As is the case with any other medication, there may be some instances where metronidazole use is not recommended or usage will have to be adjusted in order to prevent or reduce the risk of negative interactions occurring from other drugs, medical conditions, or even food and drink.
According to the U.S. National Library of Medicine, drugs that may interact with metronidazole include the following:
- Disulfiram – taking metronidazole, frequently used in treatment programs, with disulfiram may cause psychotic reactions
- Alcoholic beverages – taking metronidazole with alcohol can cause abdominal cramps, nausea, vomiting, headaches, and flushing
- Warfarin and other oral anticoagulants – taking metronidazole with anticoagulants (blood thinners) can cause bleeding problems
- Lithium – metronidazole can increase the amount of lithium in the blood to dangerous levels
- Busulfan – using metronidazole can increase the amount of busulfan, a chemotherapy drug that treats certain kinds of leukemia, in the bloodstream
- Drugs that inhibit CYP450 enzymes – taking metronidazole with cimetidine or other drugs that reduce CYP450 enzymes—which are important to the formation and breakdown of molecules and cells inside the body—can cause metronidazole to stay inside the body too long
- Drugs that induce CYP450 enzymes – taking metronidazole with phenytoin, phenobarbital, or other drug that stimulate CYP450 enzymes can cause metronidazole to leave the body too quickly
Please note that this list may not be complete, and other interactions with drugs not listed here may occur.

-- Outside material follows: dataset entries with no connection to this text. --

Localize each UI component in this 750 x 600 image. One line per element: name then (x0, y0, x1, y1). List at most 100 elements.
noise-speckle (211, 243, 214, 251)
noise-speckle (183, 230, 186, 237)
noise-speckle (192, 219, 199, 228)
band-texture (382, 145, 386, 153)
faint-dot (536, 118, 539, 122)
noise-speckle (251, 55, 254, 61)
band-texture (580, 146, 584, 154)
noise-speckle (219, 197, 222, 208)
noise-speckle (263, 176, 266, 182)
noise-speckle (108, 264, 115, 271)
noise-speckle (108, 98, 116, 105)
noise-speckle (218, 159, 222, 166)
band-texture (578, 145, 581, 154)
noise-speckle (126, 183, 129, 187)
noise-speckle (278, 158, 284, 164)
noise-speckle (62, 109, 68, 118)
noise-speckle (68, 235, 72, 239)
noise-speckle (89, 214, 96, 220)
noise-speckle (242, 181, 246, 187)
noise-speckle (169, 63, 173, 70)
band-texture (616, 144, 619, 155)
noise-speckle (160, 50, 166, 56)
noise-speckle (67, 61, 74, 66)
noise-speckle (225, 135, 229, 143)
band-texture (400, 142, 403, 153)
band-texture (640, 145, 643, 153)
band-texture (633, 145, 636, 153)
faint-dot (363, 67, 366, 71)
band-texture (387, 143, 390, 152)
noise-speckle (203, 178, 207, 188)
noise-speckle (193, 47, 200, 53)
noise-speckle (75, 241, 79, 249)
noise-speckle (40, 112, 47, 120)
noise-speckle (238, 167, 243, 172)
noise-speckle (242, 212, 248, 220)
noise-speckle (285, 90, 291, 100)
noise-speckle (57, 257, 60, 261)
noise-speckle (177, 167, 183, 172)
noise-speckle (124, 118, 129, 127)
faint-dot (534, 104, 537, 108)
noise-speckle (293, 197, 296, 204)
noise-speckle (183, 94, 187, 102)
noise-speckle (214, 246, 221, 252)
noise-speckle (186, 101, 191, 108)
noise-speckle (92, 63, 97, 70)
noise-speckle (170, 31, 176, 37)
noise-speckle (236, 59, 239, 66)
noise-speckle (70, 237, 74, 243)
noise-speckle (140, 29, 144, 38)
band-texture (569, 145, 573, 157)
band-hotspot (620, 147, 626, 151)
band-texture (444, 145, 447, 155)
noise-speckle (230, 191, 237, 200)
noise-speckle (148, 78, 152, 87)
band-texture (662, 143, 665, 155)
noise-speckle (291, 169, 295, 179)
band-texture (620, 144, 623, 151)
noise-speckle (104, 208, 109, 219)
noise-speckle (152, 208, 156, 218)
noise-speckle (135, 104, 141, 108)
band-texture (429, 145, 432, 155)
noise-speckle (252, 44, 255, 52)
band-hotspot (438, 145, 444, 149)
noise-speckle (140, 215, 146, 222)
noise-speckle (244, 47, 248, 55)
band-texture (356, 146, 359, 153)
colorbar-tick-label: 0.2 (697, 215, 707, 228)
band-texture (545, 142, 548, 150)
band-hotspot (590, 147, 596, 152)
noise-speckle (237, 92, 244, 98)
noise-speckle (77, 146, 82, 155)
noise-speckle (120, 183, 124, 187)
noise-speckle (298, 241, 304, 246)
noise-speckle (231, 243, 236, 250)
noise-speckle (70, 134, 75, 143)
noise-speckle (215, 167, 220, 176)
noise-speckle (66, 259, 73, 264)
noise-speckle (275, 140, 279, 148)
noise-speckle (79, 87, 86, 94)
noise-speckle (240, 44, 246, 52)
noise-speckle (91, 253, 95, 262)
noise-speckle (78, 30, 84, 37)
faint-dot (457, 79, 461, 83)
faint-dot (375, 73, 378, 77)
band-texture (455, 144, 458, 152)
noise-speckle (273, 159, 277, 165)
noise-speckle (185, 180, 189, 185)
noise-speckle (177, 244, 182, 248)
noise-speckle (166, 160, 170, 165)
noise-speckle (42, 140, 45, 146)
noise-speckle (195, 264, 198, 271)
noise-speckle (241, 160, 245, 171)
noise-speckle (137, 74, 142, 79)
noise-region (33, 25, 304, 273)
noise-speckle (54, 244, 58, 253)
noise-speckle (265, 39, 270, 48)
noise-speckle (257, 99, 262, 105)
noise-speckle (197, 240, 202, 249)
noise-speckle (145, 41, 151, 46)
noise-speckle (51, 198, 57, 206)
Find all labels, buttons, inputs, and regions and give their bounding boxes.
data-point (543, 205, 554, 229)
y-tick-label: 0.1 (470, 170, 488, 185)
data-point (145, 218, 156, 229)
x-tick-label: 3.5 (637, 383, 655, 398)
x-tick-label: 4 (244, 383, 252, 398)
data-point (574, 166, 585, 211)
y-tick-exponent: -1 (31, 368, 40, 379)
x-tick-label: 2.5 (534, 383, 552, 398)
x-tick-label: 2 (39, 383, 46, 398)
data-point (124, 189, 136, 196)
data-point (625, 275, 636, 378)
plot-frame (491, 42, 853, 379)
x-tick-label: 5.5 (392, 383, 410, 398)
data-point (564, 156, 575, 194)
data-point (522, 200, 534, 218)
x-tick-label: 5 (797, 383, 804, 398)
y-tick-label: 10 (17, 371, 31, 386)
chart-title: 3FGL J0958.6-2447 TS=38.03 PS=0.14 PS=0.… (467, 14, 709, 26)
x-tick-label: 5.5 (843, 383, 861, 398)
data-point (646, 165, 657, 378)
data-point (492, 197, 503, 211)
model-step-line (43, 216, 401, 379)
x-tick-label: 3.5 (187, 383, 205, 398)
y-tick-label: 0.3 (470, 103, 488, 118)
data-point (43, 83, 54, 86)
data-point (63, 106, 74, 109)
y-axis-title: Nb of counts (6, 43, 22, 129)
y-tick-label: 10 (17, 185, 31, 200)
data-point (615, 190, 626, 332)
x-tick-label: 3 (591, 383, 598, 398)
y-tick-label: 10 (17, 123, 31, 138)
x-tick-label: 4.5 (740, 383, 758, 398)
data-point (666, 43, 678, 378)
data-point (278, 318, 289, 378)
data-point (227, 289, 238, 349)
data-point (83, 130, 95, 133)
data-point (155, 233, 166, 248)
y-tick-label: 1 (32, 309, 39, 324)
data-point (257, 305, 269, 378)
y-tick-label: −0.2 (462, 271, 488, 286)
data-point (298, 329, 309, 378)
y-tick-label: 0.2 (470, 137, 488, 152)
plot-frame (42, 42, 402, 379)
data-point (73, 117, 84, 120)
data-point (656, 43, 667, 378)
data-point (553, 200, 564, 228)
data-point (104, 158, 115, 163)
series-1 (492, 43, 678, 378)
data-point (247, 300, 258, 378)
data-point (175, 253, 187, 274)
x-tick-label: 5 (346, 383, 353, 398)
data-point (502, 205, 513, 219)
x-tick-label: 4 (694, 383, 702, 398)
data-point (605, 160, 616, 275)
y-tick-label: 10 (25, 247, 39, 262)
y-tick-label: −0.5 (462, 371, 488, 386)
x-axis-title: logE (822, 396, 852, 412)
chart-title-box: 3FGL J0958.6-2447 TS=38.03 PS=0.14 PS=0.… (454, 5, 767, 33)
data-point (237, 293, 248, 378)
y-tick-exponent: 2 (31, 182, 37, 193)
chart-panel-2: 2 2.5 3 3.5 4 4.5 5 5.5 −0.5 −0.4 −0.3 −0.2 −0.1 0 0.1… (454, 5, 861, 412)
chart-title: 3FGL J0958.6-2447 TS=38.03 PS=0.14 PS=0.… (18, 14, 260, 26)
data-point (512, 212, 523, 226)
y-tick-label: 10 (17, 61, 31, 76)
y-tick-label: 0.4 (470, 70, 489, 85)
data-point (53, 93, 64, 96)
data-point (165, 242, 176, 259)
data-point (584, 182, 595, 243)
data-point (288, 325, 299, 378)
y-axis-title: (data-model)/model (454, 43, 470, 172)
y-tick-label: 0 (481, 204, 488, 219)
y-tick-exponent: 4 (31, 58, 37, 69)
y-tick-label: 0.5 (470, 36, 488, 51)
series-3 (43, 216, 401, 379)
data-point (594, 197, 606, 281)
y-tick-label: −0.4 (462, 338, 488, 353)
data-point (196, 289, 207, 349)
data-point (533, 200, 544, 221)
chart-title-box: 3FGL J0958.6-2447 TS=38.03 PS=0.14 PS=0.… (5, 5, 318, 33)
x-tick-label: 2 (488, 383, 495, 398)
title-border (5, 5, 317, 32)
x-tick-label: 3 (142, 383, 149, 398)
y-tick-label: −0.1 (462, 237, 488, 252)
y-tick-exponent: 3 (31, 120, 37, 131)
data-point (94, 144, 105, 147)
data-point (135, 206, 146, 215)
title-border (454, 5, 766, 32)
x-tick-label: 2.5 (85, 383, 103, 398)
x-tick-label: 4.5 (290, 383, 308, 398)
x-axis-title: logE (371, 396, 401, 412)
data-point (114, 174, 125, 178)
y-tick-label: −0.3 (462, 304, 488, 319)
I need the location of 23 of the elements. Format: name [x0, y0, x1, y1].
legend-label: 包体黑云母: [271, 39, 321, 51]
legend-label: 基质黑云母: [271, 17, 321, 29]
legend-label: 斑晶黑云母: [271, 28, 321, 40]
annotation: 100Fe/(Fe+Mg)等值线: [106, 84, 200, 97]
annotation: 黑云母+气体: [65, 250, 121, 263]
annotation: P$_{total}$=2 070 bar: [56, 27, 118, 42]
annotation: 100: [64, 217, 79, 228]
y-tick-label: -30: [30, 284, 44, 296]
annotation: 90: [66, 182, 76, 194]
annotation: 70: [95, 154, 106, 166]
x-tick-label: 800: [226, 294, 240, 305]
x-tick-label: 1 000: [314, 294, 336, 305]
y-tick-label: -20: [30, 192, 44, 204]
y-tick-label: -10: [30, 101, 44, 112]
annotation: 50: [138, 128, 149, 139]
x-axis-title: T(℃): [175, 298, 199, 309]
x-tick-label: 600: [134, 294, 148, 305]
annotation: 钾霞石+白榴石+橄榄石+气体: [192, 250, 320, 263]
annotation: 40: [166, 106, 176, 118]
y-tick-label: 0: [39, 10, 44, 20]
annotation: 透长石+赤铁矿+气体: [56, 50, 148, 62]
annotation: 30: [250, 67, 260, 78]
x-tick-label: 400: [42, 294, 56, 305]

Metronidazole and Clindamycin
Both metronidazole and clindamycin can treat vaginal infections.
Metronidazole and Tylenol
There are no known drug interactions between metronidazole and acetaminophen, also known as Tylenol. This fact does not necessarily mean that no drug interactions exist, though.
Sometimes the foods and beverages a person consumes can interact with the medications they take.
Food and drink that may interact with metronidazole include:
- Alcohol – using alcohol while on metronidazole can cause abdominal cramps, nausea, vomiting, headaches, and flushing
- Food containing propylene glycol – consuming drink mixes, bread and dairy products, cake mix, dressings, dried soups, popcorn, soft drinks, fast foods, food coloring, and other food containing propylene glycol can cause unpleasant symptoms, such as abdominal cramps, nausea, vomiting, headaches, and flushing
Please note that this list may not be complete, and that other foods and beverages may interact with this metronidazole.
Metronidazole and Wine
Drinking wine or other alcohol while taking metronidazole can cause a disulfiram-like reaction. Disulfiram is a drug that doctors often use to treat drinking problems by creating an unpleasant physical reaction to alcohol. Metronidazole can cause a disulfiram-like reaction to wine or other types of alcohol with symptoms that can include:
- Nausea and vomiting
- Flushing of the skin
- Stomach cramps
- Rapid heart rate
- Chest pain
- Difficulty breathing
When taking wine and metronidazole, it may lead to a worsening of these symptoms.
Disease & Conditions Interactions
Sometimes certain medications can increase the risk of negative side effects for patients with certain diseases or other medical conditions. These conditions and negative side effects include:
- Neurologic toxicity – those with seizure disorders or other nervous system problems can suffer neurological problems, such as seizures, vertigo, confusion, and more after taking this drug
- Colitis – taking this medication can disrupt the balance of beneficial and unhealthy bacteria living in the gut to allow an overgrowth of the toxin Clostridium difficile, which may be a primary cause of antibiotic-associated colitis
- Certain blood disorders – taking this medication with certain blood disorders can cause low white blood cell count (WBC), low platelet count, and poor bone marrow function
- Alcoholism – consuming alcohol while taking this drug can cause nausea and vomiting, sweating, flushing, headache, abdominal cramps, and low blood pressure (hypotension)
- Dialysis – dialysis is a treatment that cleans toxins from the blood in patients whose kidneys no longer work; dialysis can remove metronidazole from the bloodstream before the antibiotic has a chance to work
- Liver disease – the liver breaks down (metabolizes) metronidazole and other substances in the body; liver disease can slow metabolism in a way that allows this drug to build up to dangerous levels
- Sodium restrictions – patients who have high blood pressure (hypertension), congestive heart failure, or fluid retention are often on low-salt diets and other sodium restrictions; the brand of ready-to-use injectable metronidazole, Flagyl I.V. RTU, contains a significant amount of sodium
Please note that this list may not be complete, and there may be other diseases and medical conditions where patients should not take metronidazole.
Metronidazole and Sex
Depending upon your reason for taking metronidazole your doctor may advise you that you should avoid having sex, as intercourse may reduce the strength of the medication, which can prevent it from working properly. Furthermore, the oils in the cream and vaginal gel version may damage the latex in certain contraceptive devices, such as condoms, diaphragms, and cervical caps. Such damage may cause the contraceptive devices to leak, wear out sooner, or otherwise work improperly.